My personal preference is not to have anything invasive done unless it is absolutely necessary even if it was what many doctors would consider a minor procedure. I'd love to hear what happens to others, but whenever I have "minor" procedures I seem to get all the "unexpected" side effects. I'm convinced it's because of my immune system's malfunctions, but most doctors just don't take it into account when ordering invasive tests. Of course, I tell them and they say "don't worry" and then it happens to me. Yep, I'm the one who still has a numb lip from my Sjogren's biopsy. So instead of agreeing to go ahead with the biopsy, I figured I wanted to see what my ENT might say later in the week at an already scheduled appointment.

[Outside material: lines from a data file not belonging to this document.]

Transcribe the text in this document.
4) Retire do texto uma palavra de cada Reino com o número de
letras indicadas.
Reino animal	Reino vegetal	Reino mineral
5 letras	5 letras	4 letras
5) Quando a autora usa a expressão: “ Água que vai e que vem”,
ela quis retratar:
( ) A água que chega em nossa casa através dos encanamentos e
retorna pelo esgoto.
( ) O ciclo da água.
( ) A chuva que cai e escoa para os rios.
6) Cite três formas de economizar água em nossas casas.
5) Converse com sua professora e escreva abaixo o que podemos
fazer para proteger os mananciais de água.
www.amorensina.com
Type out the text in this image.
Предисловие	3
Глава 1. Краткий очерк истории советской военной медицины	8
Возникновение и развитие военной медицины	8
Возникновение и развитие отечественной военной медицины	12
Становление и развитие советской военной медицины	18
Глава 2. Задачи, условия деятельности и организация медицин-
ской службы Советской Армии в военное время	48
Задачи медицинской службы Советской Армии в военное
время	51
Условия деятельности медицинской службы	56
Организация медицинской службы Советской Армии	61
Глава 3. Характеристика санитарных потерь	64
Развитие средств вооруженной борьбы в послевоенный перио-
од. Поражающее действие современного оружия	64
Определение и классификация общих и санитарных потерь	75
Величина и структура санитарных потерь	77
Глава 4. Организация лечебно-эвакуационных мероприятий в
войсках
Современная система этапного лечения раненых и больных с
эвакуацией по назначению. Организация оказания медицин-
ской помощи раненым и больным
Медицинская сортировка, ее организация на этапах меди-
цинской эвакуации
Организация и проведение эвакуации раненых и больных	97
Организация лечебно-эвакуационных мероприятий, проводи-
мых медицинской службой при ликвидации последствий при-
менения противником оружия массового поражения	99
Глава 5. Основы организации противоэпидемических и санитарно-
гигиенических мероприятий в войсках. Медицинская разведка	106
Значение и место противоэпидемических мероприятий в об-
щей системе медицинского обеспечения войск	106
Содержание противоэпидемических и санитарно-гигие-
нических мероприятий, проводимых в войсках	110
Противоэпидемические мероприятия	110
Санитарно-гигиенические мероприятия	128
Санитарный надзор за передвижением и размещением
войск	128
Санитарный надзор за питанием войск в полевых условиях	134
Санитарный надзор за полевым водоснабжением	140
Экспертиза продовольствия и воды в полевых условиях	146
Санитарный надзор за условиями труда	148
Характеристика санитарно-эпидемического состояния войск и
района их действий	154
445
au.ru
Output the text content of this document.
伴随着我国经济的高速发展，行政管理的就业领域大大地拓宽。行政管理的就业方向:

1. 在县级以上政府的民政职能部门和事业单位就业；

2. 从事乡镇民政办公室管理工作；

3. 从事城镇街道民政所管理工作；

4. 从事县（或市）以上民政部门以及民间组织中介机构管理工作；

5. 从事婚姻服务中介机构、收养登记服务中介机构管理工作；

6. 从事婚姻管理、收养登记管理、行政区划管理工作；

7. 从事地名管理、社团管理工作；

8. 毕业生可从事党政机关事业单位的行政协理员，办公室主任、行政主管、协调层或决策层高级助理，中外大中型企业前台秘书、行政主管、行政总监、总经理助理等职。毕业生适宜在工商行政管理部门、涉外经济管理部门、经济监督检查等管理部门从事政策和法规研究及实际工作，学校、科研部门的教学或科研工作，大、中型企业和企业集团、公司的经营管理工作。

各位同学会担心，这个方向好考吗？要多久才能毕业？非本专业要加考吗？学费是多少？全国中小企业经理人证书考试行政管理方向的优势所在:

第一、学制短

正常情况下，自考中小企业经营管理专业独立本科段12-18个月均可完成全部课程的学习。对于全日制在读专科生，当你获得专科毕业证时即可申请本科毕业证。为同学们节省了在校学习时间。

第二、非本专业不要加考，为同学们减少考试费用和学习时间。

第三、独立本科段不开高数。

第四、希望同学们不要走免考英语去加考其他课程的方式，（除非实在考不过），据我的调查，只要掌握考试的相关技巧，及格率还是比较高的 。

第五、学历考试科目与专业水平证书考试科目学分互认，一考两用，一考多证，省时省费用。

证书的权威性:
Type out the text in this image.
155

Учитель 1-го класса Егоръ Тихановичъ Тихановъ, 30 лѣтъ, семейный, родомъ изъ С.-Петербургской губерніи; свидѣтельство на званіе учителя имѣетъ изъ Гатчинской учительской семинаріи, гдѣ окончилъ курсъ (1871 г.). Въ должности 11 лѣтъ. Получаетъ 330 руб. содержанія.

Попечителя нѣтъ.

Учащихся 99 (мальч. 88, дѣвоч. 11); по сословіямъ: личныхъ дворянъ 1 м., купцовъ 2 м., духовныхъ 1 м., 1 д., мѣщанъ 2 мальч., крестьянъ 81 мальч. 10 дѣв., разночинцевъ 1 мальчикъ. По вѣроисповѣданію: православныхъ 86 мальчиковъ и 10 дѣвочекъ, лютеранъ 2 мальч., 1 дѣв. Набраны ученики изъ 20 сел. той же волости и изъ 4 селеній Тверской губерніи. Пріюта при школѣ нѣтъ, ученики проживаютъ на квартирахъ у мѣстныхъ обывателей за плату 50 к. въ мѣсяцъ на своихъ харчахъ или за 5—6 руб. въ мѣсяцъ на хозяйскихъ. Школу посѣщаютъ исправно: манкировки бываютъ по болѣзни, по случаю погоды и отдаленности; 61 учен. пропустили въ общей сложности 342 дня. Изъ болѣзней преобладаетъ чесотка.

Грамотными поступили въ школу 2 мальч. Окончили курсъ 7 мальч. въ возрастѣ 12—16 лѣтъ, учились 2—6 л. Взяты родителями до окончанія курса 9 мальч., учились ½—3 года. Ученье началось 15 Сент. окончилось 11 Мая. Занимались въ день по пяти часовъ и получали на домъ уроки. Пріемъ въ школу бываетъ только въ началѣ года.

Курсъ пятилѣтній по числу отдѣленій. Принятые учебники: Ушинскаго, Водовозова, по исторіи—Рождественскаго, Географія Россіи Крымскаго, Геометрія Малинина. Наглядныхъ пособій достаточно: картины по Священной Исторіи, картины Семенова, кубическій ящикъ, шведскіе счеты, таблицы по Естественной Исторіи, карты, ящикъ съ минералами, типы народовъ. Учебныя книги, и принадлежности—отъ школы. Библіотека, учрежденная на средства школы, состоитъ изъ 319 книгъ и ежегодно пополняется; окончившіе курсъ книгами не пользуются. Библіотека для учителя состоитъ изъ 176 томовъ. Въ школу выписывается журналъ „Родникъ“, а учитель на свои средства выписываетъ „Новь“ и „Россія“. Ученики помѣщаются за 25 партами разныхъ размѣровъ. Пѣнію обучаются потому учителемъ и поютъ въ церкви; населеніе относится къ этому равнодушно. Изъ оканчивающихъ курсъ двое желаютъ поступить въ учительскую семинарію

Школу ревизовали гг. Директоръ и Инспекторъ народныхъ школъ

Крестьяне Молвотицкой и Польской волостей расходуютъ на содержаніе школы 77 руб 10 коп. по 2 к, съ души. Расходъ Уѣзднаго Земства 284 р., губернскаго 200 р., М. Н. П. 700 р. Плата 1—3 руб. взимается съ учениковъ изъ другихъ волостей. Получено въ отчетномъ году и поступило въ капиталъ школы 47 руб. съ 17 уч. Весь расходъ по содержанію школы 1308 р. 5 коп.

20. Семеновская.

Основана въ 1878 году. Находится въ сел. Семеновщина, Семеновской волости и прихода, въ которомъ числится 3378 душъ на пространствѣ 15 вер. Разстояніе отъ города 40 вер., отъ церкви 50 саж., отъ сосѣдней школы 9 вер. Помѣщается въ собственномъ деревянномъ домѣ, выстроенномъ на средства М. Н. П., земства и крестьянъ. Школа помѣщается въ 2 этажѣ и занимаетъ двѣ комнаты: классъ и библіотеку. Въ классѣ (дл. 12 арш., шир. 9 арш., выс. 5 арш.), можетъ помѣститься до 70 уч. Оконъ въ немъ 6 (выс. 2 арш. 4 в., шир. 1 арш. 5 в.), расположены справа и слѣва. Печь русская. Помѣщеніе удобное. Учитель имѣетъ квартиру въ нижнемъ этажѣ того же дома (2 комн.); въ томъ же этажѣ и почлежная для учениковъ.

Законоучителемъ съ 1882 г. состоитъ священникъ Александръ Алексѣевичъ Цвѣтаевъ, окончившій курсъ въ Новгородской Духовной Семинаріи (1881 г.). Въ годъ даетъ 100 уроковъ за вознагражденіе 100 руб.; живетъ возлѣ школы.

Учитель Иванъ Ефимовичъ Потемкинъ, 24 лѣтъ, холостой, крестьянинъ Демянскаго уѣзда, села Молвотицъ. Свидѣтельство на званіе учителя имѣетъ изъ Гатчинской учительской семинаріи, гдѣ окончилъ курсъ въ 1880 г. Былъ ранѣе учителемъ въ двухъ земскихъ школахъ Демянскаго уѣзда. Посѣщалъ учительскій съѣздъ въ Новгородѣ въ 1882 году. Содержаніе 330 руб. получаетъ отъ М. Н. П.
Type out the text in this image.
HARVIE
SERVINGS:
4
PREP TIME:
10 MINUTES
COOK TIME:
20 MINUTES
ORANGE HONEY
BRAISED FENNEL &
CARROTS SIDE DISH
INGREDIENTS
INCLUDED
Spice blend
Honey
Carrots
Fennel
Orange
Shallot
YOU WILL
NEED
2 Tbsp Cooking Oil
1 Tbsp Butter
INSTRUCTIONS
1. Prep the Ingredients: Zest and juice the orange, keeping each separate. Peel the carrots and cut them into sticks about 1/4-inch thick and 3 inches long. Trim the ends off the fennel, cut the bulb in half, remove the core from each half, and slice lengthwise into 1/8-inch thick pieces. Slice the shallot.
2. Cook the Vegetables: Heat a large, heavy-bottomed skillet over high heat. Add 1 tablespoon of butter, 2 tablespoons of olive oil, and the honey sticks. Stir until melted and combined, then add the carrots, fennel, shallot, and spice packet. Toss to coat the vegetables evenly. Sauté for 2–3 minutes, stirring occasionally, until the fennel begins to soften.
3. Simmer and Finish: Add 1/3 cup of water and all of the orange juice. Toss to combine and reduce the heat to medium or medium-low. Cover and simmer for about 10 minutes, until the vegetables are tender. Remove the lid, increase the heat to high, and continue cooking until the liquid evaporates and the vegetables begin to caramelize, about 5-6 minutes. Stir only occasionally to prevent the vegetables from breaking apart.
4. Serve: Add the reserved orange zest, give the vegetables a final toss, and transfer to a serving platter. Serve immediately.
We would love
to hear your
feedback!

Luckily, my ENT physician identified the cause of my mystery mouth sore immediately. It actually wasn't a sore or ulcer at all, but a cyst or mucocele cause by a blockage of minor salivary glands in my lip. The salivary glands are involved in the inflammatory process of Sjogren's syndrome, which is why many of us with Sjogren's have dry mouths and sometimes painful and enlarged salivary glands. (You can see the picture above of salivary glands.) I was aware with Sjogren's that the major salivary glands the parotid, submandibular, and sublingual glands can become blocked or swollen, but it turns out that we also have somewhere between 600 to 1000 minor salivary glands located throughout our mouths in places like our lips and inner cheeks. These minor salivary glands can also be impacted by Sjogren's, which is apparently exactly what is happening to me.
For now, the ENT doctor said we can wait and see if the cyst resolves with increased hydration and warm salt water rinses, but most likely I will need to have it removed. Even though it is considered an "easy" procedure, I am very much hoping that it will go away on it's own and to avoid having any sort of cutting of my lip. If folks have had experiences getting rid of these without a procedure I would LOVE any suggestions.